The low-rate parametric representation is used in the decoder for comfort noise generation (CNG) and includes parameters describing the frequency envelope of the background signal, energy parameters describing the overall energy and its time evolution.

4.4.4 AMR-WB-interoperable option

As mentioned previously, EVS can operate in a mode which is fully interoperable with the AMR-WB codec bitstream.

4.4.5 Channel-Aware Mode

EVS offers partial redundancy [21] based error robust channel aware mode at 13.2 kbps for both wideband and super-wideband audio bandwidths.
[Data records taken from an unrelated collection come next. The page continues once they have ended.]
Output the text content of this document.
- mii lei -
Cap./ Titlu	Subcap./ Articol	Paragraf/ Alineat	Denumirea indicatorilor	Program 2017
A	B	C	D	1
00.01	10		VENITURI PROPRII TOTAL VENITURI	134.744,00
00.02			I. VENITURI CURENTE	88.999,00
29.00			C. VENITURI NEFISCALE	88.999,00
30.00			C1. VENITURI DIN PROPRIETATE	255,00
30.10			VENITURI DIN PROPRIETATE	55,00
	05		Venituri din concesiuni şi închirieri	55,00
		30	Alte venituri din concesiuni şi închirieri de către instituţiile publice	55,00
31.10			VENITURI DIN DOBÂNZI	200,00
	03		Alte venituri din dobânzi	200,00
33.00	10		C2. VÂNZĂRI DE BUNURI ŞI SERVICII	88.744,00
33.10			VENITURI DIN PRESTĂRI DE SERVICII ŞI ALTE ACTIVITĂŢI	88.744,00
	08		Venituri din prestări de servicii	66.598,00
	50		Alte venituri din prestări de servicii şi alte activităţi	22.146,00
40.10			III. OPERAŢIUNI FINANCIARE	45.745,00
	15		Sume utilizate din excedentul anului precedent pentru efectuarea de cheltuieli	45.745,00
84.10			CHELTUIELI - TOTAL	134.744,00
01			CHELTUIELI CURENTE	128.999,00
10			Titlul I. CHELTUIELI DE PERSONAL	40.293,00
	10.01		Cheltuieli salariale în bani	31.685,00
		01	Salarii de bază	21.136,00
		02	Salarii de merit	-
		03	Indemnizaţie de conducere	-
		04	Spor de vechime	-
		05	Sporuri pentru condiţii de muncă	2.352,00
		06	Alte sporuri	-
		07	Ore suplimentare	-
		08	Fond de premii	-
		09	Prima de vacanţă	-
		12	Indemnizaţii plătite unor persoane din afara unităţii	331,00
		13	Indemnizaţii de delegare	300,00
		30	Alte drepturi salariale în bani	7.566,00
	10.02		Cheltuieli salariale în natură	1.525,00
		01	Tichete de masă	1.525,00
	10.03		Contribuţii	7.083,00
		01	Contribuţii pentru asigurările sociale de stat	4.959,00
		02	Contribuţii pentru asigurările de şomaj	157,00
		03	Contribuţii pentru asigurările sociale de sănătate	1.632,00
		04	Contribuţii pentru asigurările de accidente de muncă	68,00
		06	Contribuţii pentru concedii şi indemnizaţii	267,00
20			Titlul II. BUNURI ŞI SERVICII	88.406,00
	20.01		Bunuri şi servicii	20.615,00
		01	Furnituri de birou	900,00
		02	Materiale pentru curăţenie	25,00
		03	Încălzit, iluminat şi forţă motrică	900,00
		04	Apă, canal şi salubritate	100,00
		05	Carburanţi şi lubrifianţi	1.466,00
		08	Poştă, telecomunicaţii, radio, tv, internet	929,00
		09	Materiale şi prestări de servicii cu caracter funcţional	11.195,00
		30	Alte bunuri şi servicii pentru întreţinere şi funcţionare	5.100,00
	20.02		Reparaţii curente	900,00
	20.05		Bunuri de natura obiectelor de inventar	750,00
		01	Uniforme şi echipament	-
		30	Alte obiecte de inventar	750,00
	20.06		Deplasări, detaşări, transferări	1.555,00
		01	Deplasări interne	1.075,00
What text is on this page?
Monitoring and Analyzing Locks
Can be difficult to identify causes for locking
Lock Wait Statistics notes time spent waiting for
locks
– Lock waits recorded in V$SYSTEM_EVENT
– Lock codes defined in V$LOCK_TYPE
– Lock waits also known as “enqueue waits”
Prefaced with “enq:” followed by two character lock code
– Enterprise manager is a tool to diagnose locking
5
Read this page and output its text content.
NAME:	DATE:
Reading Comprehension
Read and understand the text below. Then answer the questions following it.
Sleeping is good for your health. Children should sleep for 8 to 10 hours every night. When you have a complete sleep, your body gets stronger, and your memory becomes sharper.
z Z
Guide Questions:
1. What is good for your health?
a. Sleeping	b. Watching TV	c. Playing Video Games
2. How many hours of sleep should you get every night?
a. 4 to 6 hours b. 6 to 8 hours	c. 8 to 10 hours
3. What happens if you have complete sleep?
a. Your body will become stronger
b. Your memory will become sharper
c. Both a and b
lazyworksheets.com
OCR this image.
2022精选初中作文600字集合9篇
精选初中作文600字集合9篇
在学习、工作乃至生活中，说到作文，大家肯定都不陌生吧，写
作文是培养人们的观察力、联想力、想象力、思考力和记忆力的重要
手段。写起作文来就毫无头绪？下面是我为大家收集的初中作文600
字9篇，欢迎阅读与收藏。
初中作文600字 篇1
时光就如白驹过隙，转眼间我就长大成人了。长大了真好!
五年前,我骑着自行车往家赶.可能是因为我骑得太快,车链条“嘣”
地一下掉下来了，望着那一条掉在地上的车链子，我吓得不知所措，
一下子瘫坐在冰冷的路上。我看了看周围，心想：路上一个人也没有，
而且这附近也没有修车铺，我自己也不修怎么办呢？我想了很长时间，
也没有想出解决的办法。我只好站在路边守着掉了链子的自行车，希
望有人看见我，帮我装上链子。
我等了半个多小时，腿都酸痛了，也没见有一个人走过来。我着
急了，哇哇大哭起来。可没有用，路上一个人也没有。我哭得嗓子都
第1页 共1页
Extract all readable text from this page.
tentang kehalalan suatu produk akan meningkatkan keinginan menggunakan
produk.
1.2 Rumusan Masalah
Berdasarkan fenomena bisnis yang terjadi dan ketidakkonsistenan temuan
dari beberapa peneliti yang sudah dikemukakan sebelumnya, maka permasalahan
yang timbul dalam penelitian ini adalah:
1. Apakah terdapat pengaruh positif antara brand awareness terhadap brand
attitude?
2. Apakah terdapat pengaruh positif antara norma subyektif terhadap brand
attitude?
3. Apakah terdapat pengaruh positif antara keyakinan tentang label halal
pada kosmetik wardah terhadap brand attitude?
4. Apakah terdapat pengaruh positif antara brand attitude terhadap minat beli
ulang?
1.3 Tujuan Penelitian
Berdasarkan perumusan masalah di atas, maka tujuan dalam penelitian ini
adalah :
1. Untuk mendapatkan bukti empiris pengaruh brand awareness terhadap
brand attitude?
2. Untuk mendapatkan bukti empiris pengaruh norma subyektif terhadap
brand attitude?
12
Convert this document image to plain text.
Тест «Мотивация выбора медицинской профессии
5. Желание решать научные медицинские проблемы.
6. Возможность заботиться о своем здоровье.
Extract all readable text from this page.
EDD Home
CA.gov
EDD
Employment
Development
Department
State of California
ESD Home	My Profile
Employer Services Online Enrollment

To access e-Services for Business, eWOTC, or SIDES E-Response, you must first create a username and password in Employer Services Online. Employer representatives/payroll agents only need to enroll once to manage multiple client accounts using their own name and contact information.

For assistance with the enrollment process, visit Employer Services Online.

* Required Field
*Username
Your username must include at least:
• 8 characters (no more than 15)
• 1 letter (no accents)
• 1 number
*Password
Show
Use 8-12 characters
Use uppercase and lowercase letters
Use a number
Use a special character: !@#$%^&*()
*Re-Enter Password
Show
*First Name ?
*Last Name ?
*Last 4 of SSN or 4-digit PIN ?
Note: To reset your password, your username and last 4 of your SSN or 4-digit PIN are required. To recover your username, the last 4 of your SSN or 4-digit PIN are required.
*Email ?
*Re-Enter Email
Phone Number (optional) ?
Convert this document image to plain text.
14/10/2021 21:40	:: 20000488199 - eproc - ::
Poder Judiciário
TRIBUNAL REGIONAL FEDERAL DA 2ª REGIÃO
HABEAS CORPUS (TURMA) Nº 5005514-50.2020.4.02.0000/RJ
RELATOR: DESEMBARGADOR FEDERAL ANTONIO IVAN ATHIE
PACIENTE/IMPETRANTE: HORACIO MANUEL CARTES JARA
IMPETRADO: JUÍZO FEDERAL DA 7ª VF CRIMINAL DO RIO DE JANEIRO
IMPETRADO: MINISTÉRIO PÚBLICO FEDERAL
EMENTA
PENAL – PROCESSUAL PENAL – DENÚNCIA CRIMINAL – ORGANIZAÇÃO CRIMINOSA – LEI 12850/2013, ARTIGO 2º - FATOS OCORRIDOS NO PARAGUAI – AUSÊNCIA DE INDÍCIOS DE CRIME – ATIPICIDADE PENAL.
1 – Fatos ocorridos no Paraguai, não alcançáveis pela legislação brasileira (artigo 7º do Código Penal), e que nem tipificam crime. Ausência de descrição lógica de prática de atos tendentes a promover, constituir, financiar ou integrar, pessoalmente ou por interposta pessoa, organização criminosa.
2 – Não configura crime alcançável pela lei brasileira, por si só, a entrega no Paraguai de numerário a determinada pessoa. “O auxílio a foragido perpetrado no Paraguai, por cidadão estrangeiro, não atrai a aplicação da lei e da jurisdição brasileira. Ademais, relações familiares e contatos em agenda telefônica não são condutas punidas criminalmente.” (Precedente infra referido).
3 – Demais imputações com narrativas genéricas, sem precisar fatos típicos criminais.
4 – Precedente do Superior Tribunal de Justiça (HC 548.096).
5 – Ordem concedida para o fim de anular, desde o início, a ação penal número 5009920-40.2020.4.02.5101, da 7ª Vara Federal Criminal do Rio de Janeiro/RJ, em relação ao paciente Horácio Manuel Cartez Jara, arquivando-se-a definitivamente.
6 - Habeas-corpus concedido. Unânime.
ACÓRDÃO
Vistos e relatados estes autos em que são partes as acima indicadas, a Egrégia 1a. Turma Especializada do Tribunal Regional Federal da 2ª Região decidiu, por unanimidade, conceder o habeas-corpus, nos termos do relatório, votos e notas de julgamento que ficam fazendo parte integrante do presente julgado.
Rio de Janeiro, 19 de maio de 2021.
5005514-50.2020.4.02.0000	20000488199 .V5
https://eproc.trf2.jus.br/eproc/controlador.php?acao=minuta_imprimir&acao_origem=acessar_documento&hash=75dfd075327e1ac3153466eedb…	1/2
In a VoIP system, packets arrive at the decoder with random jitters in their arrival time. Packets may also arrive out of order at the decoder. Since the decoder expects to be fed a speech packet every 20 ms to output speech samples in periodic blocks, a de-jitter buffer is required to absorb the jitter in the packet arrival time. The channel aware mode combines the presence of a de-jitter buffer with partial redundancy coding of a current frame which gets piggy backed onto a future frame. At the receiver, the de-jitter buffer is polled to check if a partial redundant copy of the current lost frame is available in any of the future frames. If present, the partial redundant information is used to synthesize the lost frame which offers significant quality improvements under low to high FER conditions. Source control is used to determine which frames of input can best be coded at a reduced frame rate (called primary frames) to accommodate the attachment of redundancy without altering the total packet size. In this way, the channel aware mode includes redundancy in a constant-bit-rate channel (13.2 kbps).

4.5 Organization of the rest of the Technical Standard

In clauses 5 and 6, detailed descriptions of the encoder and the decoder are given. Bit allocation is summarized in clause 7.